Rétrospectivement, extraire le sujet du savoir pour en retracer les variations épistémiques dans les archives de Lien Social et Politiques est un moyen heuristique de mettre en lumière certains déplacements de problématiques qui signent des changements plus profonds sur la manière dont les sciences humaines et sociales conçoivent et définissent leur rapport avec leurs environnements social et politique. Partant d’un point de vue critique sur l’accès inégal au savoir académique, la question du savoir ouvre, dans les années 1980, une réflexion sur une possible coproduction entre savoirs savants et savoirs pratiques ou populaires (Dubet et Wieviorka, 1981 ; Pineau, 1979 ; Thielen et Hotat, 1979 ; Zuniga, 1981). Cette coproduction du savoir devait viser, si ce n’est une transformation radicale, du moins une réforme possible de la société par l’alliance entre les sciences sociales et les acteurs sociaux, en particulier le monde associatif, les mouvements sociaux et les groupes d’éducation populaire. Ainsi, Pineau (1979) soutient que pour démocratiser le savoir, et ainsi contrer le compromis historique entre les universités, les syndicats et le patronat, il convient de développer un réseau plus dense entre les universités et les groupes des milieux populaires. Vingt-cinq ans plus tard, Lochard et Simonet-Cusset (2003) réitèrent la nécessité de reconnaître pleinement la légitimité des savoirs produits dans le monde associatif ainsi que leur rôle politique.

Le bilan critique de cette expérience d’articulation entre recherche et action (Franck, 1981) conduit alors à devoir réinterroger la place des savoirs scientifiques, dont ceux des sciences sociales, dans les processus de décision politique (Fisette et al., 1986). Le constat est sombre : loin d’être un facteur de démocratisation, le recours aux savoirs scientifiques, désormais cantonné à l’expertise, restreindrait l’espace de la participation populaire au profit de pouvoirs institués, qu’ils soient politiques ou industriels. Dès le milieu des années 1980, la revue en tire les conclusions nécessaires.
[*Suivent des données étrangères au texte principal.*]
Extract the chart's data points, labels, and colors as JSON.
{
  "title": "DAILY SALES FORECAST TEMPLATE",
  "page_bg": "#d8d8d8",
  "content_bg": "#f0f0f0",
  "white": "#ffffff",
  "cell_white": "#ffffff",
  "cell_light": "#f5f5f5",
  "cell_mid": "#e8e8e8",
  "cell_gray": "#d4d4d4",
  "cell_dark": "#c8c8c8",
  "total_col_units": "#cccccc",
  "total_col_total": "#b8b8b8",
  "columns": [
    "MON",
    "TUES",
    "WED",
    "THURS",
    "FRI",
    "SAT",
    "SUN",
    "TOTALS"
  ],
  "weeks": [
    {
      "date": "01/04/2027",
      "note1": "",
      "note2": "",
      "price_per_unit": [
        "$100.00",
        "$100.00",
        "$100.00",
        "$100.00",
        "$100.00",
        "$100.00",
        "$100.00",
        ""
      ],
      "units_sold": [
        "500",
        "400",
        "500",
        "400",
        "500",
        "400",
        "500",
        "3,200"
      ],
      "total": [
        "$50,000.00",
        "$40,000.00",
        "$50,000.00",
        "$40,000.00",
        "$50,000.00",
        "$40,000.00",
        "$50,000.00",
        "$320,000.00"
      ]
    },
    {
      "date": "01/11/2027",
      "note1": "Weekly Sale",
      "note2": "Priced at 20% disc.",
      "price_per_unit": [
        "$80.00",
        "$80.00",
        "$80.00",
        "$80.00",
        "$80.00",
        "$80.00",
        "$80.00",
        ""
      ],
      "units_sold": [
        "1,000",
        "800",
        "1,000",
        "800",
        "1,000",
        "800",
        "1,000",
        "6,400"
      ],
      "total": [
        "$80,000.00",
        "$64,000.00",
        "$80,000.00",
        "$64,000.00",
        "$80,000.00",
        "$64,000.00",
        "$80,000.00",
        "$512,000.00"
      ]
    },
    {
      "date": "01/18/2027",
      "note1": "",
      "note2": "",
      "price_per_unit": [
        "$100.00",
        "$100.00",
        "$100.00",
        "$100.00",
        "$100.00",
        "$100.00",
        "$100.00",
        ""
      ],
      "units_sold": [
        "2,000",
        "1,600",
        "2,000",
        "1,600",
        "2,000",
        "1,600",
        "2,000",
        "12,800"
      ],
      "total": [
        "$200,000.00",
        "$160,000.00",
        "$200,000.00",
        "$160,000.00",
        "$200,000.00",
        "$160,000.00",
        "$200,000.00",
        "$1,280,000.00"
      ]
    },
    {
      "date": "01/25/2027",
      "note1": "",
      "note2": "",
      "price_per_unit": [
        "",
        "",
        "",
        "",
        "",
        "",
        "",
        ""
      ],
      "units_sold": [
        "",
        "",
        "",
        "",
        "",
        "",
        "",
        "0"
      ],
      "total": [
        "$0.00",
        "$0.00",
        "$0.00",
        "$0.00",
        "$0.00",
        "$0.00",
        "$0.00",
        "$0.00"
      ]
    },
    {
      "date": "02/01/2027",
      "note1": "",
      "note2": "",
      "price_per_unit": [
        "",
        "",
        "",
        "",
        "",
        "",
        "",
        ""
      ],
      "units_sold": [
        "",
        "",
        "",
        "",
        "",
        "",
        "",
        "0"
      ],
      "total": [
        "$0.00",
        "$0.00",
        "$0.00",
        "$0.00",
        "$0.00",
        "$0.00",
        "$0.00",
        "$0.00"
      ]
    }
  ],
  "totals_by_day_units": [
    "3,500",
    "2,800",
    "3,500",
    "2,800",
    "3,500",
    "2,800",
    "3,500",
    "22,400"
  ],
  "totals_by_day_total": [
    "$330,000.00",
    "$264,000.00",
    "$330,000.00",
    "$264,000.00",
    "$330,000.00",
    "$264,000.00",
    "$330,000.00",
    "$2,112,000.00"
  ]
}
Désarticulées du mythe du progrès, du projet démocratique et de l’horizon de l’émancipation populaire, les sciences sociales perdent leurs principes fédérateurs pour entrer en crise. Le savoir doit désormais s’écrire au pluriel. Au cours des années 1990, les préférences de la revue vont vers des textes qui interrogent de manière réflexive non seulement les conditions de production et de diffusion des savoirs de sciences sociales, mais qui proposent en outre une approche critique de leurs usages et des demandes sociales qu’ils suscitent. Ces enjeux se traduisent, dans la revue, par des textes qui interrogent le décalage entre la production de connaissances et l’action (Martin et Chopart, 1988). Nelkin (1986) analyse les ambigüités de la reconnaissance des scientifiques qui cherchent à participer à l’action publique : souvent critiqués par leurs pairs, ils font aussi face à la méfiance des décideurs. Pour Soulet (1986), cette question se décline selon trois modes : du plus distancié de l’action au plus impliqué, en passant par une posture de négociation constante de la différentiation entre recherche et action. Afin de maintenir une forme d’autonomie du questionnement des sciences sociales, les recherches publiées rendent visibles les articulations, les bricolages et les agencements de savoirs multiples qui sont au principe de nouvelles professions ou pratiques sociales à l’intersection de la science et du marché (les médecines douces, l’évaluation). En mettant en lumière ces bricolages, le travail de Fortin (Fortin, 1990 ; Sévigny et al., 1990) sur les médecines douces dénonce l’emprise du paradigme dominant de la recherche scientifique (néo) positiviste, qui empêche la reconnaissance des savoirs populaires et traditionnels.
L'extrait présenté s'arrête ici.